Extensive research has established that mitogen-activated protein kinases (MAPKs) mediate cellular responses to external signals. Many anticancer treatments trigger cell death, and JNK has been proven to be a crucial mediator of this process [46]. Activation of JNK is maintained by its phosphorylation by ROS [47]. In the present study, PCG also upregulated the p-JNK (a MAPK signaling protein) in TNBC cells, which is indicative of the correlation of p-JNK with ROS [48,49,50]. Furthermore, the PI3K/Akt signaling pathway controls autophagy through the mammalian target of the rapamycin (mTOR) pathway. Inhibition of PI3K/Akt has been documented in our study, which is consistent with previous studies [51, 52]. Taken together, our study demonstrated that the PCG can stop the proliferation of TNBC cells through p-JNK and PI3K/Akt activation.
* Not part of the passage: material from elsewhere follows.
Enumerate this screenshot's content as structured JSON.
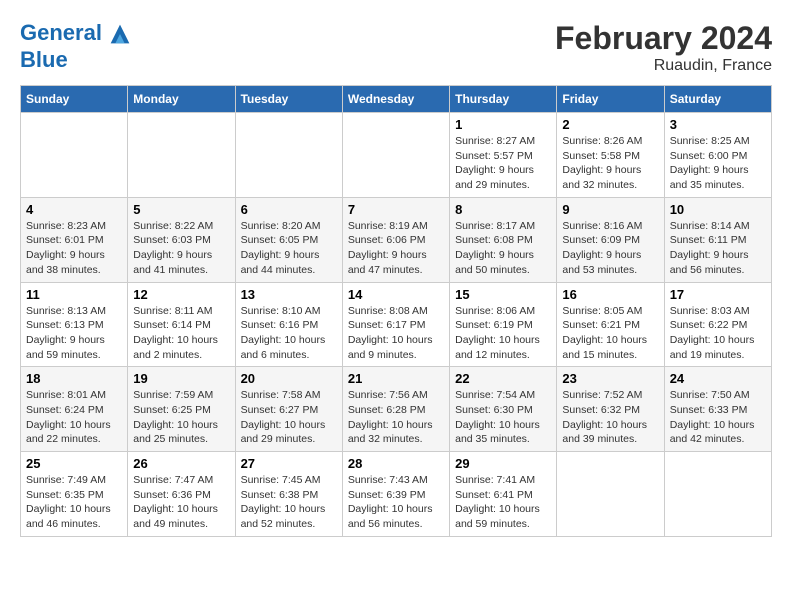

In conclusion, this study contributed significantly to our understanding of how PCG triggers autophagic cell death in TNBC cells. PCG promoted autophagy in TNBC cells by activating the ROS-mediated JNK pathway and promoted the conversion of LC3-I to LC3-II. As the growth inhibitory effect of PCG has been studied through various in-vitro assays, further studies to assess the anti-metastatic efficacy and in-vivo studies will pave the path for developing a future therapeutic strategy to treat TNBC.